Spring VoN 2004 is going to go down as the year when Microsoft announced its serious intentions to dominate the VoIP business. Actually it was only a matter of time, before Microsoft launched this assault. They have been trying to figure out ways to leverage their Microsoft Messenger software into yet another monopoly. My article last year in Business 2.0, and the recent Business Week piece was enough to show the utmost seriousness of Microsoft. We will be hearing more from these guys.
By now, I am sure you must have read my report on Microsoft videophones. Today, Microsoft Embedded Devices Division announced VoIP enhancements to the next version of Windows CE.
bq.

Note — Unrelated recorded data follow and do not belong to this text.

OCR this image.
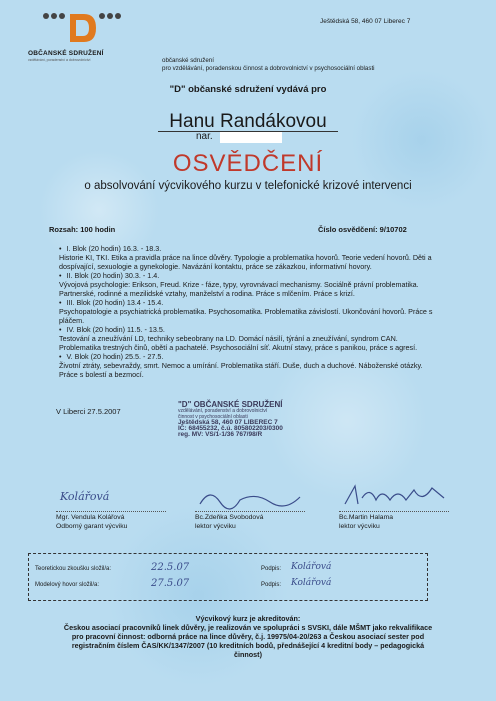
OBČANSKÉ SDRUŽENÍ
vzdělávání, poradenství a dobrovolnictví
Ještědská 58, 460 07 Liberec 7
občanské sdružení
pro vzdělávání, poradenskou činnost a dobrovolnictví v psychosociální oblasti
"D" občanské sdružení vydává pro
Hanu Randákovou
nar.
OSVĚDČENÍ
o absolvování výcvikového kurzu v telefonické krizové intervenci
Rozsah: 100 hodin	Číslo osvědčení: 9/10702
• I. Blok (20 hodin) 16.3. - 18.3.
Historie KI, TKI. Etika a pravidla práce na lince důvěry. Typologie a problematika hovorů. Teorie vedení hovorů. Děti a dospívající, sexuologie a gynekologie. Navázání kontaktu, práce se zákazkou, informativní hovory.
• II. Blok (20 hodin) 30.3. - 1.4.
Vývojová psychologie: Erikson, Freud. Krize - fáze, typy, vyrovnávací mechanismy. Sociálně právní problematika. Partnerské, rodinné a mezilidské vztahy, manželství a rodina. Práce s mlčením. Práce s krizí.
• III. Blok (20 hodin) 13.4 - 15.4.
Psychopatologie a psychiatrická problematika. Psychosomatika. Problematika závislostí. Ukončování hovorů. Práce s pláčem.
• IV. Blok (20 hodin) 11.5. - 13.5.
Testování a zneužívání LD, techniky sebeobrany na LD. Domácí násilí, týrání a zneužívání, syndrom CAN. Problematika trestných činů, obětí a pachatelé. Psychosociální síť. Akutní stavy, práce s panikou, práce s agresí.
• V. Blok (20 hodin) 25.5. - 27.5.
Životní ztráty, sebevraždy, smrt. Nemoc a umírání. Problematika stáří. Duše, duch a duchové. Náboženské otázky. Práce s bolestí a bezmocí.
V Liberci 27.5.2007
"D" OBČANSKÉ SDRUŽENÍ
vzdělávání, poradenství a dobrovolnictví
činnost v psychosociální oblasti
Ještědská 58, 460 07 LIBEREC 7
IČ: 68455232, č.ú. 805802203/0300
reg. MV: VS/1-1/36 767/98/R
Kolářová
Mgr. Vendula Kolářová
Odborný garant výcviku
Bc.Zdeňka Svobodová
lektor výcviku
Bc.Martin Halama
lektor výcviku
Teoretickou zkoušku složil/a:	22.5.07	Podpis: Kolářová
Modelový hovor složil/a:	27.5.07	Podpis: Kolářová
Výcvikový kurz je akreditován:
Českou asociací pracovníků linek důvěry, je realizován ve spolupráci s SVSKI, dále MŠMT jako rekvalifikace pro pracovní činnost: odborná práce na lince důvěry, č.j. 19975/04-20/263 a Českou asociací sester pod registračním číslem ČAS/KK/1347/2007 (10 kreditních bodů, přednášející 4 kreditní body – pedagogická činnost)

New VoIP features in Windows CE 5.0 will enable increased productivity for end users via multiparty audio conferencing, Exchange Server integration with contact search and calendar functionality and unified messaging. Scott Horn, director of the Embedded Devices Group at Microsoft said: “As voice and data services continue to merge across networks, enterprises and service operators are deploying innovative IP phone and VoIP devices that will help increase productivity and access to information in the office and at home. The new features in Windows CE 5.0 will support manufacturers with an even more flexible and integrated platform for developing a broad variety of VoIP-enabled client devices.”
I was quite impressed by the vast array of partners Microsoft has signed up for its efforts. The videophones and other handhelds from these partner would make Microsoft a fearsome adversary in the VoIP market. A lot of people think that Microsoft is making a play for the desktop VoIP, but their target is to take a bigger portion of the infrastructure business. They want Windows to be the server platform of choice for soft switches, and other applications such as PBX. It also will extend Exchange into the carrier space. They simply want to replace Sun Microsystems in this space, and Sun, being clueless as it is, was strangely missing a perfect opportunity to get some good VoIP press.
Anyway back to Microsoft, the question is how successful it will be? That remains to be seen – after all this is the very same company which despite its $4 billion a year R&D budget has utterly failed to make its operating systems secure. Still, I would surely be keeping an eye on them.